I still remember when I first heard the White Stripes’ “Fell in Love with a Girl” on the radio in the spring of 2002. I was sitting alone in the car for some reason, and the song pulverized the car speakers for its all-too-brief one-minute-and-fifty-second length. I remember just sitting there, absolutely transfixed by it, and when it was over the DJ came on and said, “I just want to say that song kicks ASS!” And I just nodded and said, “Yep.” The Strokes, their album Is This It, and especially their hit single “Last Nite” brought back garage rock in a big way in the fall of 2001, and when stations looked for something similar, the Detroit-based White Stripes were one of the first candidates. The White Stripes were a bass-less duo comprised of Jack (guitar/vocals) and Meg (drums/occasional vocals) White, who used to be married to each other. (Jack actually took Meg’s name, interestingly enough.)
They branded themselves as brother and sister though, and recorded three lo-fi albums in quick succession, The White Stripes (1999), De Stijl (2000) and White Blood Cells (2001). “Fell in Love with a Girl” was from White Blood Cells, which I bought and remember not liking a whole lot. Back then, I had never heard something that wasn’t a big-budget, major-label production, so when I first listened to White Blood Cells, I immediately thought, “Well, this sort of sounds like shit.” As the White Stripes’ career progressed, they were eventually snatched up by Warner Bros. Records prior to the release of their final studio album, Icky Thump, in 2007. Long before that, however, while still signed to independent V2 Records, the duo reconvened to release Elephant in April of 2003. Always preferring to work quickly, 13 of Elephant‘s 14 tracks were recorded in just two weeks in April of 2002. (“I Just Don’t Know What to Do with Myself” was recorded the previous November.)
The album wouldn’t be released until a year later, but the lead single “Seven Nation Army” shook the world with thunderous force. It has the most recognizable guitar riff of the past twenty or thirty years, and can still be heard at just about every sporting event all around the world. The riff is that universal. Elephant was hailed as an instant classic upon its release in the spring of 2003. They had expanded their sonic palette beyond the simple garage rock of White Blood Cells, incorporating more piano and acoustic guitar to create a more full-bodied sound that fit more comfortably on alternative rock radio. Elephant is easily one of the best albums of the ’00s, a definitive record that set the bar too high for the other garage rock acts to possibly reach.
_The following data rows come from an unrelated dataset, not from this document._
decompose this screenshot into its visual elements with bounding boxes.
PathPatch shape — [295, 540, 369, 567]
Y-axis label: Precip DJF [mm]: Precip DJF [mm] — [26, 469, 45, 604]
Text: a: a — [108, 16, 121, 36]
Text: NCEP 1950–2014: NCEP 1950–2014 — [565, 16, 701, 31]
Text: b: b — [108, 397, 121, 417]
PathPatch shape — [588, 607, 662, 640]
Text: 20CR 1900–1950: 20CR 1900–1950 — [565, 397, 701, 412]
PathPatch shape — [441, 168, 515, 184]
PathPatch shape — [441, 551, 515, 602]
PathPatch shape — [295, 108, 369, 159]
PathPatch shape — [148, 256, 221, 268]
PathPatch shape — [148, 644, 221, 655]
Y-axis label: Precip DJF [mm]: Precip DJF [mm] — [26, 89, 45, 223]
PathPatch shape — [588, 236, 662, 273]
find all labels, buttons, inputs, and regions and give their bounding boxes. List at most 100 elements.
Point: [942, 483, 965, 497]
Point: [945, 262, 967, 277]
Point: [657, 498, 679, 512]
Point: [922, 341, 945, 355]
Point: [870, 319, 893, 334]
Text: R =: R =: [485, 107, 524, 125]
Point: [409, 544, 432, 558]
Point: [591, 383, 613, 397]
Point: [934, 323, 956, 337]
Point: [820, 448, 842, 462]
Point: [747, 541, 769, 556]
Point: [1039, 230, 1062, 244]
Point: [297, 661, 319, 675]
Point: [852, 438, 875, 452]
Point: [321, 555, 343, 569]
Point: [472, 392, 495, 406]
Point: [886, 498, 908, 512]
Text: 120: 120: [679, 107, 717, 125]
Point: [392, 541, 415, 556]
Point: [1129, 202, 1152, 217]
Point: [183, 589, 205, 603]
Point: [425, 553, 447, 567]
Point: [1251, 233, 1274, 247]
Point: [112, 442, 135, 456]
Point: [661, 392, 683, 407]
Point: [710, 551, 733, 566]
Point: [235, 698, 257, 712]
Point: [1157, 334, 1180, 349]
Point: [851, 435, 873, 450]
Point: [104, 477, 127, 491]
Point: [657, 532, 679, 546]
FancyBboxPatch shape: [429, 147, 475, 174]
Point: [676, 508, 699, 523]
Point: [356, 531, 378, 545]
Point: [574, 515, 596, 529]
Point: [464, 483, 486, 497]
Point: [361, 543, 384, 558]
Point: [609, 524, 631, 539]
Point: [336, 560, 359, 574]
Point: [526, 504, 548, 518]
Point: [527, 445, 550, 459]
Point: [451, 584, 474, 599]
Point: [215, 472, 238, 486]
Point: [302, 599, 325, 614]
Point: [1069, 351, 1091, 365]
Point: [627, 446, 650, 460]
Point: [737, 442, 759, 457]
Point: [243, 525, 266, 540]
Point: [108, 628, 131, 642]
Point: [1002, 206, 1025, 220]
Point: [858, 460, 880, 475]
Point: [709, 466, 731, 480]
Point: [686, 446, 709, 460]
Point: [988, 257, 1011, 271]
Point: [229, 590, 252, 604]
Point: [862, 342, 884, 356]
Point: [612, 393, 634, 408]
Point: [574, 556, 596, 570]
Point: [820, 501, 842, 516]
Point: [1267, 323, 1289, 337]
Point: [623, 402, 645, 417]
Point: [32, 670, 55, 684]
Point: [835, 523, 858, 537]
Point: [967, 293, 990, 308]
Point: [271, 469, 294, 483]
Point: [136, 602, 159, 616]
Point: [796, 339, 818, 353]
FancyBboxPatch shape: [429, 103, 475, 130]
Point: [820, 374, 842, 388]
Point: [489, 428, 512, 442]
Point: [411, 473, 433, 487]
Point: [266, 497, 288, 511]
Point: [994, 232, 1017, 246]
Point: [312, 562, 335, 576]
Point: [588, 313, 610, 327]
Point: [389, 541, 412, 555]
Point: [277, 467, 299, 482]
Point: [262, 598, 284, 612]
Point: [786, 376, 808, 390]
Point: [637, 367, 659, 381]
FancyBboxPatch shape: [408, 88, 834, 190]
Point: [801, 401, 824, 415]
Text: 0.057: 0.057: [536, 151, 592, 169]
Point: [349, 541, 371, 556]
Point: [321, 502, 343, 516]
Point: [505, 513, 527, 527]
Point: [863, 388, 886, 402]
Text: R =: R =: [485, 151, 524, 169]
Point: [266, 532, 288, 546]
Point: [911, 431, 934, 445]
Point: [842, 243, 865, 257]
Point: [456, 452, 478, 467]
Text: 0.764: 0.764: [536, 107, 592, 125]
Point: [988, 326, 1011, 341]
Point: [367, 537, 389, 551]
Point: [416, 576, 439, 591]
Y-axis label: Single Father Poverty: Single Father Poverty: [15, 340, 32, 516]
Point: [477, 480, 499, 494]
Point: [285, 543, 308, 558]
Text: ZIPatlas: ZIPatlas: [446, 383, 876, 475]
Garage rock was really only in the mainstream for just a couple of years, but we saw bands like the Hives, the Vines, Jet, and the Strokes all come and go quite quickly. For one thing, none of those bands lasted in the public consciousness for more than one album. The Strokes, for instance, have spent their entire careers living in the shadow of Is This It. But the White Stripes kept on trucking until quite recently, when they finally decided to call it quits after going on hiatus following the tour for Icky Thump. Jack White has been one of the major artistic forces of the past decade, participating in a number of side projects. He co-founded a band called the Raconteurs, who released a couple of albums in the second half of the ’00s, and contributed some bluegrass tracks to the Cold Mountain movie soundtrack as a solo artist. (White also acted in the film.) He’s also launched a full-fledged solo career with the 2012 release of his excellent album Blunderbuss, which was well-received.